The web service for managing repair requests that is web-based are often called “ticketing systems,” because one submits a “help ticket” that summarizes a problem; the ticket is assigned to someone with the skill and network credentials to fix the problem, and notes regarding steps that are taken are added to the ticket. Once the problem is resolved, the ticket is marked “closed,” and the technicians moves on to new assignments.
The value of a fully functioning ticketing system is that it facilitates communications regarding several aspects of managing a large fleet of computer devices:
- Users can report malfunctioning devices with little effort; so the system facilitates communication from users to IT staff. Most IT managers place a link to “create a ticket” in multiple places that computer users frequently visit (the school web page, the LMS, and other portals). In addition, IT managers create an email address, so users can send an email to create a help ticket. Ideally, the ticketing system is part of the collection of tools that use a single sign-on scheme, so the individual who submits the ticket is identified automatically and submitting a ticket does not require on to log on to a different system.

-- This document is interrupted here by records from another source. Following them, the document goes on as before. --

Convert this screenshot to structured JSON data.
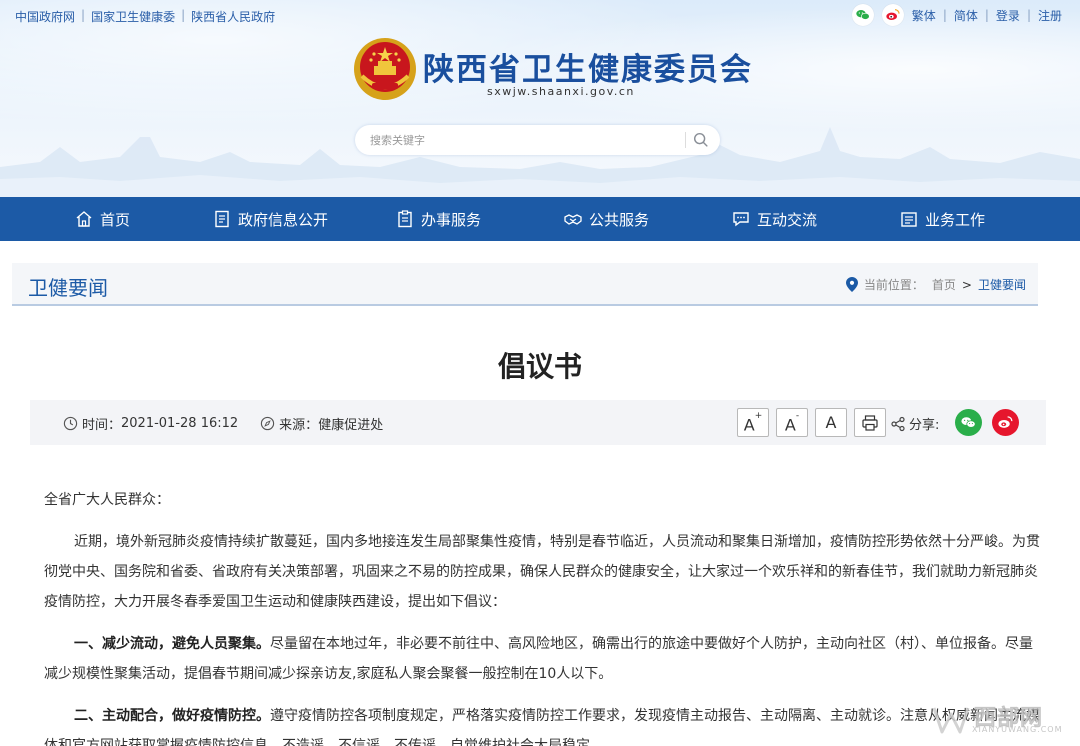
{
  "top_links": [
    "中国政府网",
    "国家卫生健康委",
    "陕西省人民政府"
  ],
  "top_right": {
    "links": [
      "繁体",
      "简体",
      "登录",
      "注册"
    ],
    "icons": [
      "wechat-icon",
      "weibo-icon"
    ]
  },
  "site": {
    "title": "陕西省卫生健康委员会",
    "domain": "sxwjw.shaanxi.gov.cn"
  },
  "search": {
    "placeholder": "搜索关键字"
  },
  "nav": [
    {
      "label": "首页",
      "icon": "home-icon"
    },
    {
      "label": "政府信息公开",
      "icon": "document-icon"
    },
    {
      "label": "办事服务",
      "icon": "clipboard-icon"
    },
    {
      "label": "公共服务",
      "icon": "handshake-icon"
    },
    {
      "label": "互动交流",
      "icon": "chat-icon"
    },
    {
      "label": "业务工作",
      "icon": "briefcase-icon"
    }
  ],
  "section": {
    "title": "卫健要闻",
    "location_label": "当前位置：",
    "crumb_home": "首页",
    "crumb_sep": ">",
    "crumb_current": "卫健要闻"
  },
  "article": {
    "title": "倡议书",
    "time_label": "时间：",
    "time": "2021-01-28 16:12",
    "source_label": "来源：",
    "source": "健康促进处",
    "font_buttons": [
      "A",
      "A",
      "A"
    ],
    "share_label": "分享:",
    "greeting": "全省广大人民群众：",
    "para1": "近期，境外新冠肺炎疫情持续扩散蔓延，国内多地接连发生局部聚集性疫情，特别是春节临近，人员流动和聚集日渐增加，疫情防控形势依然十分严峻。为贯彻党中央、国务院和省委、省政府有关决策部署，巩固来之不易的防控成果，确保人民群众的健康安全，让大家过一个欢乐祥和的新春佳节，我们就助力新冠肺炎疫情防控，大力开展冬春季爱国卫生运动和健康陕西建设，提出如下倡议：",
    "item1_head": "一、减少流动，避免人员聚集。",
    "item1_body": "尽量留在本地过年，非必要不前往中、高风险地区，确需出行的旅途中要做好个人防护，主动向社区（村）、单位报备。尽量减少规模性聚集活动，提倡春节期间减少探亲访友,家庭私人聚会聚餐一般控制在10人以下。",
    "item2_head": "二、主动配合，做好疫情防控。",
    "item2_body": "遵守疫情防控各项制度规定，严格落实疫情防控工作要求，发现疫情主动报告、主动隔离、主动就诊。注意从权威新闻主流媒体和官方网站获取掌握疫情防控信息，不造谣、不信谣、不传谣，自觉维护社会大局稳定。"
  },
  "watermark": {
    "main": "西部网",
    "sub": "XIANYUWANG.COM"
  },
  "colors": {
    "brand_blue": "#1c5aa6",
    "wechat_green": "#2aae4a",
    "weibo_red": "#e6162d"
  }
}
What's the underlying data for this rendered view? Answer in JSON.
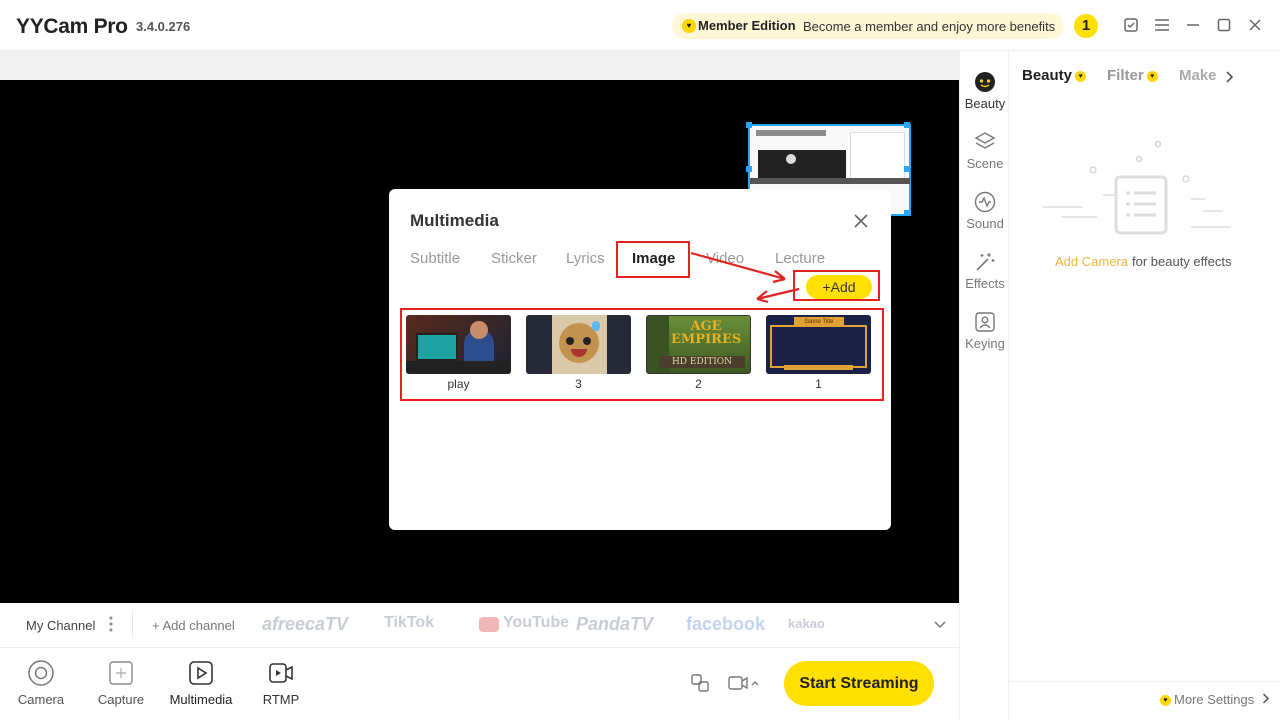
{
  "app": {
    "title": "YYCam Pro",
    "version": "3.4.0.276"
  },
  "member": {
    "edition": "Member Edition",
    "promo": "Become a member and enjoy more benefits",
    "notification_count": "1"
  },
  "modal": {
    "title": "Multimedia",
    "tabs": [
      {
        "label": "Subtitle"
      },
      {
        "label": "Sticker"
      },
      {
        "label": "Lyrics"
      },
      {
        "label": "Image"
      },
      {
        "label": "Video"
      },
      {
        "label": "Lecture"
      }
    ],
    "active_tab": "Image",
    "add_label": "+Add",
    "images": [
      {
        "caption": "play"
      },
      {
        "caption": "3"
      },
      {
        "caption": "2"
      },
      {
        "caption": "1"
      }
    ],
    "thumb_text": {
      "age": "AGE",
      "empires": "EMPIRES",
      "hd": "HD EDITION",
      "banner": "Game Title"
    }
  },
  "channels": {
    "my_channel": "My Channel",
    "add_channel": "+ Add channel",
    "platforms": [
      "afreecaTV",
      "TikTok",
      "YouTube",
      "PandaTV",
      "facebook",
      "kakao"
    ]
  },
  "bottom_nav": [
    {
      "label": "Camera"
    },
    {
      "label": "Capture"
    },
    {
      "label": "Multimedia"
    },
    {
      "label": "RTMP"
    }
  ],
  "start_streaming": "Start Streaming",
  "side_rail": [
    {
      "label": "Beauty"
    },
    {
      "label": "Scene"
    },
    {
      "label": "Sound"
    },
    {
      "label": "Effects"
    },
    {
      "label": "Keying"
    }
  ],
  "right_panel": {
    "tabs": [
      {
        "label": "Beauty"
      },
      {
        "label": "Filter"
      },
      {
        "label": "Make"
      }
    ],
    "add_camera_link": "Add Camera",
    "hint": "for beauty effects",
    "more_settings": "More Settings"
  },
  "colors": {
    "accent": "#ffe000",
    "highlight_red": "#e32222",
    "selection_blue": "#29a7ff"
  }
}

- The technicians can triage malfunctioning devices and decide the best use of their limited resources. While the individual who submits the ticket can usually assign a priority to the repair, the technicians can override those settings, and repairs that will affect a greater number of users or that restore critical systems can be given higher priority.
- A history of each device is maintained. Devices that are troublesome despite repeated repairs are known. Likewise, technicians can track similar problems throughout the fleet. This is particularly helpful when a design or hardware (or software) problem affects the same model; steps taken to resolve a problem on one unit are likely to resolve the same problem on other units. In this point and the previous point, there are examples of how the system facilitated communication within the IT staff.
- Ticketing systems also provide a database on which the inventory can be kept up-to-date. This helps IT professionals understand their fleet and it helps leaders understand the need to plan and budget for replacement devices.
- The total number of repairs performed by technicians and the time they spend on them can be recorded in the ticketing system. This information is used to assess the efficiency and effectiveness of the systems, so that support can be improved by refining systems and by supporting those who support IT users. In this point and the previous point, there are examples of how the system facilitated communication between IT staff and school.